Comme le plancher d'Allan Kardec était trop petit pour le grand nombre de personnes d'assister à votre réunion, certains des participants ont décidé de louer un endroit plus grand.
Mais pour ce faire, ils avaient besoin d'une autorisation légale. M. Dufaux a été en charge de l'obtention de l'approbation des autorités, en quinze jours, alors que normalement, il faudra trois mois. Une fois que l'approbation est accordée, l'Encodeur et de ses disciples, fondée en avril 1858, la Société Parisienne des Études Spirites. Ermance a été l'un des membres fondateurs.
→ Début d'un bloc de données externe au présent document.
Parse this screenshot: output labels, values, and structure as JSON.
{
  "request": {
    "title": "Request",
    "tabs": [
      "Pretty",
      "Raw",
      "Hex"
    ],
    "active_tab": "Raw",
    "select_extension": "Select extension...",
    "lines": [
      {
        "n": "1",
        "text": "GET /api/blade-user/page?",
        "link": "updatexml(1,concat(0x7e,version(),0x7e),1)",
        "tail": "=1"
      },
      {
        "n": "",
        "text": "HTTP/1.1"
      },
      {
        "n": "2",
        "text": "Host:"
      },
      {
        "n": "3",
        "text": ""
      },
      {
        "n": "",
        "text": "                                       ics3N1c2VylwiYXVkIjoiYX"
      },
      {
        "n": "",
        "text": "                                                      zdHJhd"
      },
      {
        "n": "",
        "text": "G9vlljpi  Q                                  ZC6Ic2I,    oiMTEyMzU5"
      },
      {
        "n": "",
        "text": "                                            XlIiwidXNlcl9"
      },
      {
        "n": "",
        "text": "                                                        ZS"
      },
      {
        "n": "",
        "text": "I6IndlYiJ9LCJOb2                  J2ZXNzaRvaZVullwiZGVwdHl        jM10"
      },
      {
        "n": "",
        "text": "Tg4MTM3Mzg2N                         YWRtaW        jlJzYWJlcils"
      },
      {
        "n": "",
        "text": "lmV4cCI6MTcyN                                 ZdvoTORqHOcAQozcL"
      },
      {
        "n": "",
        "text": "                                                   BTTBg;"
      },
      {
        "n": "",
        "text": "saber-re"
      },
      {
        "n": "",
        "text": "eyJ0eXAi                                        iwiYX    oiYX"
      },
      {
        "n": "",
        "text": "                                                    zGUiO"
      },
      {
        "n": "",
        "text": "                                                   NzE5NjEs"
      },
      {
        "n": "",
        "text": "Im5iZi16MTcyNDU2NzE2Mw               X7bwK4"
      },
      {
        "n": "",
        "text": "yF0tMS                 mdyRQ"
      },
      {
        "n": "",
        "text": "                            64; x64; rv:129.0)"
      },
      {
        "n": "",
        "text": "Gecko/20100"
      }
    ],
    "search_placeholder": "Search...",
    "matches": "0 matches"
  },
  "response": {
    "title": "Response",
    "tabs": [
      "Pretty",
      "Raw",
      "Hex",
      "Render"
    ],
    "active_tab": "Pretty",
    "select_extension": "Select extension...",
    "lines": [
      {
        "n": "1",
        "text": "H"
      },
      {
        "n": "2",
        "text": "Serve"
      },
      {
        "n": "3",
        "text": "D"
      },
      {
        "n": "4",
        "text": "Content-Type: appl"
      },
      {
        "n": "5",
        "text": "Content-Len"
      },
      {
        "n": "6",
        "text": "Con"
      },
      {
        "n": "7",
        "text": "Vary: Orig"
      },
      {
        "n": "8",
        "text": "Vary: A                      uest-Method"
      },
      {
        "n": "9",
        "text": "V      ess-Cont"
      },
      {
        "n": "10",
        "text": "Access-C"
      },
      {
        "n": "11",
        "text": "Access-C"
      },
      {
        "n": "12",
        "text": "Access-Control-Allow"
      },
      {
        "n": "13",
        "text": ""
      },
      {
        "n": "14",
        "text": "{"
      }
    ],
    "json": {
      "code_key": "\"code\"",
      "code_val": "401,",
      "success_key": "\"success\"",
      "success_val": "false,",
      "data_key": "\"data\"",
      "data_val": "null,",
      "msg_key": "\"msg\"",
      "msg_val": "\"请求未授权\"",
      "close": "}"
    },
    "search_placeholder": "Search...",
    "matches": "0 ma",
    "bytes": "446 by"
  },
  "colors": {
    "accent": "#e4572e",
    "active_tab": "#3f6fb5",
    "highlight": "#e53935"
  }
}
Au cours de 1858, Ermance reçu deux autres autobiographies mediúmnicas. Cette fois, les auteurs ont été les rois de france Louis XI et de Charles VIII. Le Codeur fait l'éloge du travail de la miss Dufaux et retranscrit des extraits de "les Confessions de Louis XI", dans la Revue Spirite. Cette même année, Kardec publié trois messages psicografiados par le jeune médium. Nous n'avons Pas de nouvelles à propos de la possible publication des mémoires de Charles VIII.
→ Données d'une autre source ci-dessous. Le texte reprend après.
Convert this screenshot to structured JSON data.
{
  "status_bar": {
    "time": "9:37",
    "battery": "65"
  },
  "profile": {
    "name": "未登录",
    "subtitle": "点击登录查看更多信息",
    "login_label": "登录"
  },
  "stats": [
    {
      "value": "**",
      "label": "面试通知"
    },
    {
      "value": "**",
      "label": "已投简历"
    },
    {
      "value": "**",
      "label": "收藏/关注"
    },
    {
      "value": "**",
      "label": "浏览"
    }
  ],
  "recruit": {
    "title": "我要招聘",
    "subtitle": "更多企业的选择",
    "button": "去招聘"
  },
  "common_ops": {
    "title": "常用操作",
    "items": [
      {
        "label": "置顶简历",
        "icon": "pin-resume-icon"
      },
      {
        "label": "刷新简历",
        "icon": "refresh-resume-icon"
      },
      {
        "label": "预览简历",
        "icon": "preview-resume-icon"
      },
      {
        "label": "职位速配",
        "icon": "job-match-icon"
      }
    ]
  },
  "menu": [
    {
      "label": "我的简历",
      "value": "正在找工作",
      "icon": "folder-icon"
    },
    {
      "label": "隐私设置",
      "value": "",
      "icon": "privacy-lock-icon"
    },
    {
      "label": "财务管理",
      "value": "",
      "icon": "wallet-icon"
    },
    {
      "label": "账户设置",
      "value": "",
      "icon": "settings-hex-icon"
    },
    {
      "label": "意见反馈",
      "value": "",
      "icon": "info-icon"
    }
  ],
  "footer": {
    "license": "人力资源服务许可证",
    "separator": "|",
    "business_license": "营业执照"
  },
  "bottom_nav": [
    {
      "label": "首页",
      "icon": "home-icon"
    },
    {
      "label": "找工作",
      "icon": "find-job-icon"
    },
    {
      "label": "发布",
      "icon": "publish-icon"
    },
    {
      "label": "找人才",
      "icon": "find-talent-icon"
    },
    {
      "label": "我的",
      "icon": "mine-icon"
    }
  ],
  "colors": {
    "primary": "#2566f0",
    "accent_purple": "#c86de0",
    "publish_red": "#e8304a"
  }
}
Canuto Abreu a révélé que Rivail utilisé comme un moyen de réviser la deuxième édition du Livre des Esprits.
En 1859, Ermance cessé d'être désigné comme membre de la SPEE dans les pages de la revue mensuelle de Kardec. Cela nous amène à penser qu'il a abandonné la Société. Une autre indication de cette hypothèse est que San Luis commencé à communiquer par le biais d'autres sensibles (M. Rose, M. Collin, Mme Costel et Mlle Huet). Il n'existe aucune preuve que leurs travaux se poursuivront dans d'autres groupes.
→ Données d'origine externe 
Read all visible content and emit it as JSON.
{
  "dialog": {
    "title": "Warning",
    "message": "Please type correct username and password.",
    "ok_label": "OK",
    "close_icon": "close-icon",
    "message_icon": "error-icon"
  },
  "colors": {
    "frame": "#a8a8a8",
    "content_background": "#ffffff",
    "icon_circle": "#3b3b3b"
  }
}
Ce qui est arrivé à Ermance? Ce qui s'était marié et avait abandonné le militantisme, comme Ruth Japhet et les filles Baudin? Qu'est-ce que enemistó avec Kardec? Comment il s'était rendu à la France? Ce qui était devenu découragé avec le spiritisme? Ce sont des questions que seule elle pouvait répondre. Quoi qu'il en soit, le Codeur a continué à en savoir plus sur son travail. En 1860, à l'annonce de la réédition de "L'histoire de Jeanne d'Arc, dictée par elle-même" par la bibliothèque Lendoyen de Paris.
En 1861, il a envoyé plusieurs exemplaires de ce livre, avec leurs œuvres, à l'éditeur français de Maurice Lachâtre, en exil à Barcelone. L'objectif était d'obtenir le Spiritisme dans le sol espagnol. Ces volumes ont été confisqués et brûlés sur la place publique par l'Église Catholique dans la célèbre Auto-de-fé de Barcelone.
"L'histoire de Louis IX dictée par lui-même" a été publié par la Censure, et, enfin, publié par la revue la Vérité de Paris en 1864. Au début de 1997, l'éditorial brésilien Edições LFU traduit par "L'histoire de Jeanne d'Arc" en portugais.